Longer version by another writer, Javier Grillo-Marxuach. I've read the document, but haven't listened to the podcast:

Max Clarke said...

Phil Rosenthal created the tv sitcom Everybody Loves Raymond, and was its showrunner through all 9 years. His book, You're Lucky You're Funny, gives you a good idea of the business.

I own Phil's audiobook of You're Lucky You're Funny. He did a really good job.

Chris said...

I don't track the writers on Chuck Lorre shows but does he go through major staff changes? I know when I do come across his shows, the writing credits are ridiculously split (story by, teleplay by, third joke in the 2nd act by...) and his name seems to be on every episode. I can't imagine those are warm and fuzzy places to work, but I'd be happy to be corrected on that (because it would mean--I hope--that writers are being treated well). Also, I remember at the end of one season of "Designing Women" CBS issued an announcement during the credits of the finale congratulating Linda Bloodworth Thomason on writing EVERY SINGLE EPISODE THAT SEASON. My first thought was "How selfish," then, really? She sat in a room and did it all? As George Kaufman once said: "I know you think I was born yesterday, but exactly what time yesterday do you think I was born?" Even if Ms. Thomason were to write in here defending this amazing claim, I wouldn't buy it for a second.

NLElectric said...

The crew thing - super important. I've been fortunate to work on a few shows with the same show runner - he's great. Super nice, respectful and thankful #frontier #netflix

BTW - Have you seen Frontier?

Dana Gabbard said...

Your sitcom sounds a lot like The Famous Teddy Z with John Cryer allegedly inspired by Marlin Brando plucking from the mail room his new agent.

Mike Bloodworth said...

In a rather funny coincidence, tonight KCET (public T.V.) ran the documentary, Showrunners: The Art of Running a Show. I missed the beginning because I didn't know it was on. They took an hour-and-a-half to say what Ken said in a few paragraphs.

Jabroniville said...

Hi Ken- Friday Question here. What's your take on the mini-controversy over airing a 21-minute FROZEN short (originally meant for TV) in front of Pixar's COCO last month? It seemed to be done to shore up interest for a project in which Disney lacked faith (particularly after early criticism that COCO was too similar to THE BOOK OF LIFE), but people were quite upset at the "short" film's length (adding about a half an hour to a movie that already had a bunch of previews), the obvious "cash-grab" (Buy the dolls with new dresses! Buy the Olaf plush! Buy the new album!), and tacking on a love letter to Nordic countries to a movie celebrating an entirely different culture.

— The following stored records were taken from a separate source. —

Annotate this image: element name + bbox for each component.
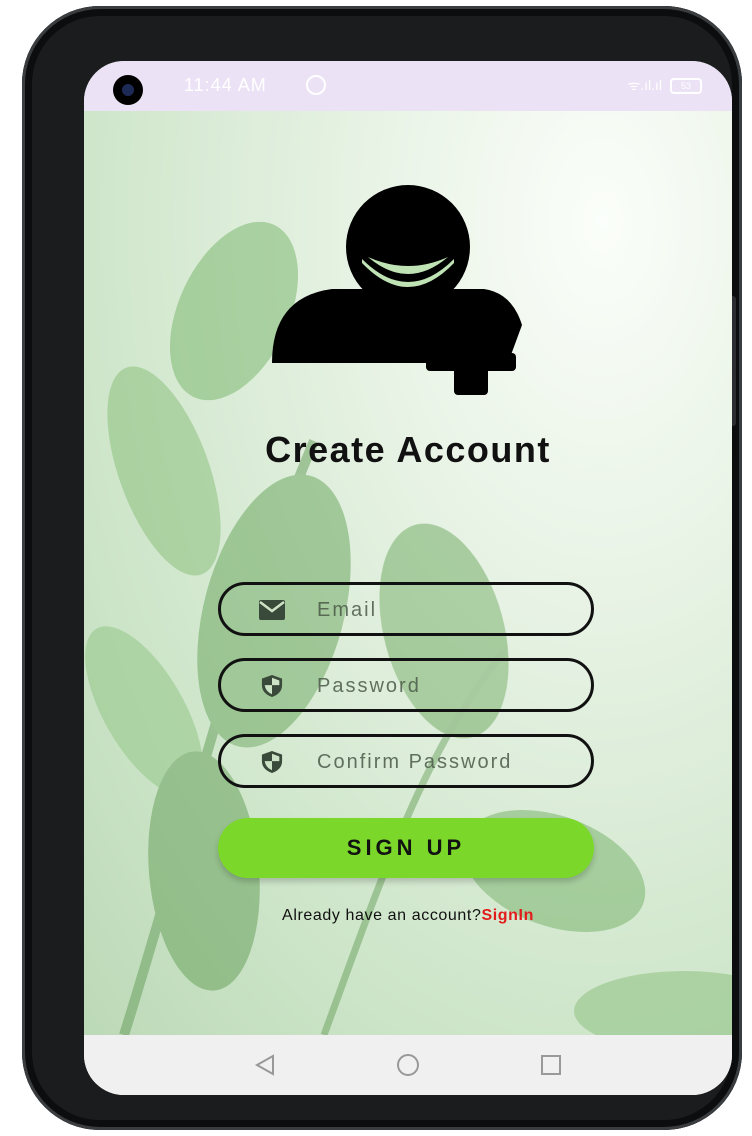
signin-prompt: Already have an account?SignIn [84, 907, 732, 925]
back-button[interactable] [235, 1045, 295, 1085]
front-camera [113, 75, 143, 105]
signin-link[interactable]: SignIn [481, 907, 533, 924]
recents-icon [540, 1055, 561, 1075]
email-input[interactable] [317, 595, 577, 625]
phone-frame: 11:44 AM ᯤ.ıl.ıl 53 Create Account Email… [22, 6, 742, 1130]
signup-screen: Create Account Email Password Confirm Pa… [84, 111, 732, 1035]
signin-prompt-text: Already have an account? [282, 907, 482, 924]
confirm-password-input[interactable] [317, 747, 577, 777]
recents-button[interactable] [521, 1045, 581, 1085]
home-icon [396, 1054, 419, 1076]
password-input[interactable] [317, 671, 577, 701]
confirm-password-field[interactable] [218, 734, 594, 788]
add-user-icon [272, 185, 522, 395]
battery-icon: 53 [670, 77, 702, 94]
navigation-bar [84, 1035, 732, 1095]
sign-up-button[interactable]: SIGN UP [218, 818, 594, 878]
page-title: Create Account [265, 429, 551, 470]
status-time: 11:44 AM [184, 75, 267, 95]
status-indicators: ᯤ.ıl.ıl 53 [627, 76, 702, 95]
shield-icon [261, 751, 283, 773]
email-field[interactable] [218, 582, 594, 636]
password-field[interactable] [218, 658, 594, 712]
shield-icon [261, 675, 283, 697]
status-bar: 11:44 AM ᯤ.ıl.ıl 53 [84, 61, 732, 111]
home-button[interactable] [378, 1045, 438, 1085]
back-icon [255, 1054, 275, 1076]
mail-icon [259, 600, 285, 620]
signal-icon: ᯤ.ıl.ıl [627, 77, 662, 93]
whatsapp-icon [306, 75, 326, 95]
screen: 11:44 AM ᯤ.ıl.ıl 53 Create Account Email… [84, 61, 732, 1095]
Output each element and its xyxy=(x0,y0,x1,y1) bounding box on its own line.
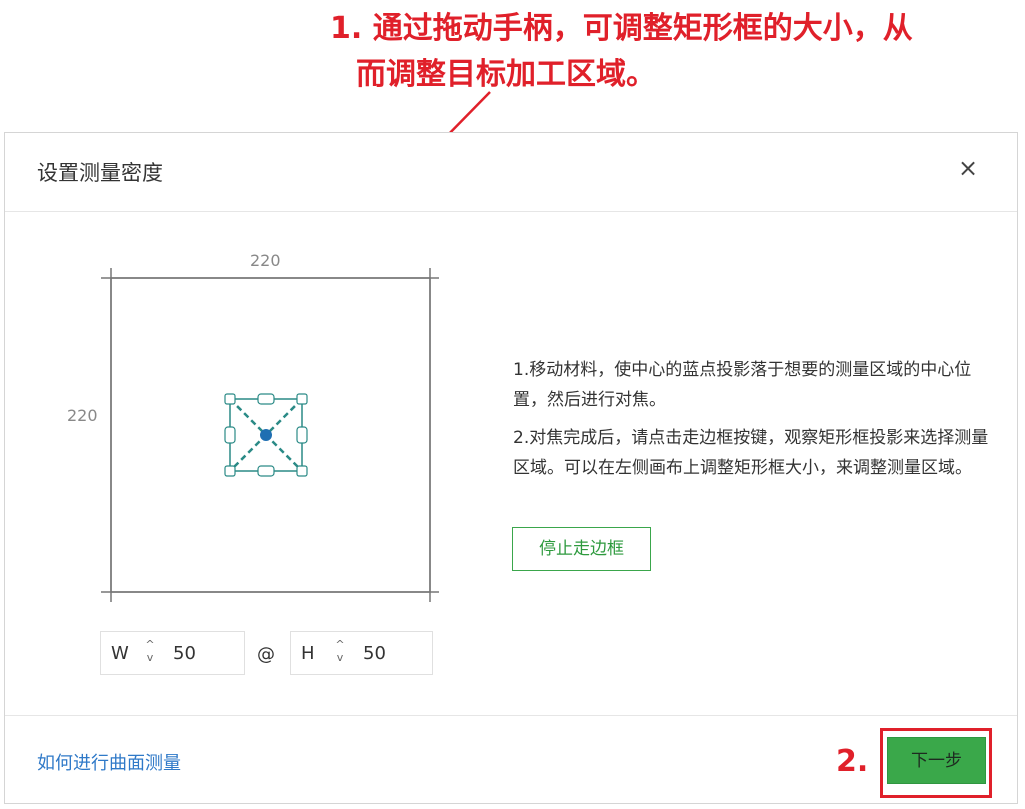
width-label: W xyxy=(111,643,129,664)
width-field[interactable]: W ^ v 50 xyxy=(100,631,245,675)
stepper-down-icon[interactable]: v xyxy=(333,651,347,664)
instructions: 1.移动材料，使中心的蓝点投影落于想要的测量区域的中心位置，然后进行对焦。 2.… xyxy=(513,355,993,491)
measure-region-rectangle[interactable] xyxy=(224,393,308,477)
stepper-up-icon[interactable]: ^ xyxy=(333,638,347,651)
height-field[interactable]: H ^ v 50 xyxy=(290,631,433,675)
height-value[interactable]: 50 xyxy=(363,643,386,664)
resize-handle-right xyxy=(296,426,308,444)
canvas-area: 220 220 W ^ v 50 @ H ^ v 50 1.移动材料，使中心的蓝… xyxy=(5,133,1019,805)
resize-handle-tr xyxy=(296,393,308,405)
measure-density-dialog: 设置测量密度 × 220 220 W ^ v 50 @ H ^ v 50 1.移… xyxy=(4,132,1018,804)
height-label: H xyxy=(301,643,315,664)
footer-divider xyxy=(5,715,1017,716)
height-stepper[interactable]: ^ v xyxy=(333,638,347,668)
resize-handle-tl xyxy=(224,393,236,405)
annotation-step2: 2. xyxy=(836,744,869,779)
curved-surface-help-link[interactable]: 如何进行曲面测量 xyxy=(37,749,181,775)
at-separator: @ xyxy=(257,644,275,665)
center-dot xyxy=(260,429,272,441)
resize-handle-br xyxy=(296,465,308,477)
resize-handle-top xyxy=(257,393,275,405)
resize-handle-left xyxy=(224,426,236,444)
resize-handle-bl xyxy=(224,465,236,477)
stop-frame-button[interactable]: 停止走边框 xyxy=(512,527,651,571)
stepper-up-icon[interactable]: ^ xyxy=(143,638,157,651)
work-area-canvas[interactable] xyxy=(5,133,525,613)
stepper-down-icon[interactable]: v xyxy=(143,651,157,664)
resize-handle-bottom xyxy=(257,465,275,477)
width-stepper[interactable]: ^ v xyxy=(143,638,157,668)
width-value[interactable]: 50 xyxy=(173,643,196,664)
instruction-step2: 2.对焦完成后，请点击走边框按键，观察矩形框投影来选择测量区域。可以在左侧画布上… xyxy=(513,428,989,478)
next-button[interactable]: 下一步 xyxy=(887,737,986,784)
instruction-step1: 1.移动材料，使中心的蓝点投影落于想要的测量区域的中心位置，然后进行对焦。 xyxy=(513,360,972,410)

The people of Mexico were quite pissed and got the short pulled, and Disney's doing the same everywhere else after negative reviews. I found the short cute, sweet and funny, but I agree that the length is pushing it, especially for a glorified commercial (though you'll be happy to hear Idina Menzel does not power-belting). How would you react if someone shoved the "Current Hot Thing" in front of a production of YOURS?

-Grant Woolsey

Wendy M. Grossman said...

Joe Keller: I think Aaron Sorkin is more famous for it; there was an arbitration case over an episode that won an Emmy. MAD MEN has many episodes that are attributed to other writers without Weiner's name appearing.

Chris: Ken has noted here many times that Lorre's shows are room-written, so they try to get everyone's name in the credits but have to conform to WGA rules in doing so.

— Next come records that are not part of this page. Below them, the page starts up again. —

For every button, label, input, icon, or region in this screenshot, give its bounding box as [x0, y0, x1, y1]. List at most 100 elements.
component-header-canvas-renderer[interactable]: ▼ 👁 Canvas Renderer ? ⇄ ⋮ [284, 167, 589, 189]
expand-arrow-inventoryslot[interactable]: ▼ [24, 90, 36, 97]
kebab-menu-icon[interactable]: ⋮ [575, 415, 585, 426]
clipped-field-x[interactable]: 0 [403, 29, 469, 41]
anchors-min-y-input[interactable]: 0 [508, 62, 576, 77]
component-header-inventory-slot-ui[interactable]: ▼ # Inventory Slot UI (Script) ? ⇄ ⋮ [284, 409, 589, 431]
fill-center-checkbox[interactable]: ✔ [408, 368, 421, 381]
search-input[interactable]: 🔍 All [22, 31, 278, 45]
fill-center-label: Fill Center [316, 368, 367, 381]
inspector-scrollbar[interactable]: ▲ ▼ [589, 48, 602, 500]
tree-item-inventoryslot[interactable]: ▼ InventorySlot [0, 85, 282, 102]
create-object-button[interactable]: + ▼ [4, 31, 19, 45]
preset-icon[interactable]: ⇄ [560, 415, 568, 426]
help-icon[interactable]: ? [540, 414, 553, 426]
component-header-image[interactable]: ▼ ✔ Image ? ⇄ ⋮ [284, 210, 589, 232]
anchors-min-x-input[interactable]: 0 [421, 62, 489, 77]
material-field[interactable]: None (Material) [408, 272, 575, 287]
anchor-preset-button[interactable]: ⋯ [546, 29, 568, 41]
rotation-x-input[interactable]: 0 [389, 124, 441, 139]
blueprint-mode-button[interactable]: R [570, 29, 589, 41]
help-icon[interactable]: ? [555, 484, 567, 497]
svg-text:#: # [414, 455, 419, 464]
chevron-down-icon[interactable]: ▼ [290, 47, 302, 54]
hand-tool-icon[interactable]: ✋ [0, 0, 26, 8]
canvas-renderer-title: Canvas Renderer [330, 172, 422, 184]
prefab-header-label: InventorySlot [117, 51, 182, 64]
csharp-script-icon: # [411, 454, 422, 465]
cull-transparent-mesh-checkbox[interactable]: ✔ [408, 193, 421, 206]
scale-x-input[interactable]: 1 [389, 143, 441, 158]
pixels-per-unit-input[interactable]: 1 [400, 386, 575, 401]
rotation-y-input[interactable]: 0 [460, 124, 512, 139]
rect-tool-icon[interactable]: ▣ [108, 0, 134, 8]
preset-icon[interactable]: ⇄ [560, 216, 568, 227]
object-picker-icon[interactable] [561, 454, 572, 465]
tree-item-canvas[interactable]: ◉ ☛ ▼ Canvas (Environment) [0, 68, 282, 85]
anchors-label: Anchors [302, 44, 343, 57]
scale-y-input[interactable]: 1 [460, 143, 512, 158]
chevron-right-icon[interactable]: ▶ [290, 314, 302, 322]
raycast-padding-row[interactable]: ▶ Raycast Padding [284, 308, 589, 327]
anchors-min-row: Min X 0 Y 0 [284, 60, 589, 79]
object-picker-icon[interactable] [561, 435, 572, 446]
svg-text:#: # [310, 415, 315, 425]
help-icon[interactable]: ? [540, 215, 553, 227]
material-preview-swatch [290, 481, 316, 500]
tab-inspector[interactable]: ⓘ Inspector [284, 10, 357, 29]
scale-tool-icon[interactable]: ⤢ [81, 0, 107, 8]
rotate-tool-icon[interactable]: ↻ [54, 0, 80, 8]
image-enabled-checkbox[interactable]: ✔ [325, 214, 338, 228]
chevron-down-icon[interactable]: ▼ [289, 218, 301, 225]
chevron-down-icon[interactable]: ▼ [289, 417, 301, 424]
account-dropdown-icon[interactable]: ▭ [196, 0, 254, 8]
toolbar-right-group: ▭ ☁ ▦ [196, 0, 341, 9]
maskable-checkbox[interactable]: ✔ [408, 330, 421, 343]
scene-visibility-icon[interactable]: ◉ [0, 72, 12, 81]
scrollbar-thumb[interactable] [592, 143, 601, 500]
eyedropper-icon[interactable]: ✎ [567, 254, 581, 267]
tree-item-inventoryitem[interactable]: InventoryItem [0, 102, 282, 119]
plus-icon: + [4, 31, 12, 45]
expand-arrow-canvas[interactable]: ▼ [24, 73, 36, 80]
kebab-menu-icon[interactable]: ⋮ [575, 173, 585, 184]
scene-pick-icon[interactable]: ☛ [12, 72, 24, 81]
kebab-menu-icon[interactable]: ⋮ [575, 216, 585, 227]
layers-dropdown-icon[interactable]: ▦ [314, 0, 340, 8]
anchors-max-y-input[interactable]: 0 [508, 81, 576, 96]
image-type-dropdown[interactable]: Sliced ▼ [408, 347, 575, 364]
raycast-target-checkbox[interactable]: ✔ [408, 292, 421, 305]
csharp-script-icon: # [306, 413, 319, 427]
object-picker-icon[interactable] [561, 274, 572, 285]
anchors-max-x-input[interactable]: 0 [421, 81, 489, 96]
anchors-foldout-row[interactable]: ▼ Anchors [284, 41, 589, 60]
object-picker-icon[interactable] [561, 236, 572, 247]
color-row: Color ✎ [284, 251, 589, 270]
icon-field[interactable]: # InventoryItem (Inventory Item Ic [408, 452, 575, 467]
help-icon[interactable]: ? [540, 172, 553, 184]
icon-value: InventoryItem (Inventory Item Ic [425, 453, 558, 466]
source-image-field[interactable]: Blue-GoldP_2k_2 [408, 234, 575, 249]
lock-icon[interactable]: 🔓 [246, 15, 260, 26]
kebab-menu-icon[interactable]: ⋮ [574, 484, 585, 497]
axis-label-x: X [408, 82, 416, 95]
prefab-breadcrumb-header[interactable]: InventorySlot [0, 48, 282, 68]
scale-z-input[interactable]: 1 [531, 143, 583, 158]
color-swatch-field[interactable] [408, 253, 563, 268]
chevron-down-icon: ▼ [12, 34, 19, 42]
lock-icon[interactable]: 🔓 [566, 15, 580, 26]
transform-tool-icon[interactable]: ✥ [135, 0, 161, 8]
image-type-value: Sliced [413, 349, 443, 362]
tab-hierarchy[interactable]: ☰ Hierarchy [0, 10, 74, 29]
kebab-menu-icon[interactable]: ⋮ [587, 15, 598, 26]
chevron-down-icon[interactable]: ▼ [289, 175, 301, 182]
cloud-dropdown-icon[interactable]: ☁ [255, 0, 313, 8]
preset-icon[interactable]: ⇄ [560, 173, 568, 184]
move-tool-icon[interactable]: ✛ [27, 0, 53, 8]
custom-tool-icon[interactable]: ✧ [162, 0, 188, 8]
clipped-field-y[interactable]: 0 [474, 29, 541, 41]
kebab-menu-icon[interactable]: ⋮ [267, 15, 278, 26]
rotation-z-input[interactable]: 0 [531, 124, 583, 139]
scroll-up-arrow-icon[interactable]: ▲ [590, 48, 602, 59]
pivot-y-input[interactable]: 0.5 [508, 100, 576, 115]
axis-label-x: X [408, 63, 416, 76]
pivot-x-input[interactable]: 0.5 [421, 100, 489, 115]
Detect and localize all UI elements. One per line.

Ken: I hope you and yours are all right. The pictures I see of fire this morning are terrifying.


Dana Gabbard said...

Actually I remember reading she was famous with a yellow notepad writing whole episodes over the weekend ready for the Monday table reading.

J. Michael Straczynski wrote nearly all of seasons 2-5 of Babylon Five. So it is not an unknown thing but certainly not for the faint of heart.

Johnny Walker said...

I wish every manager in every company would read and adhere to these suggestions!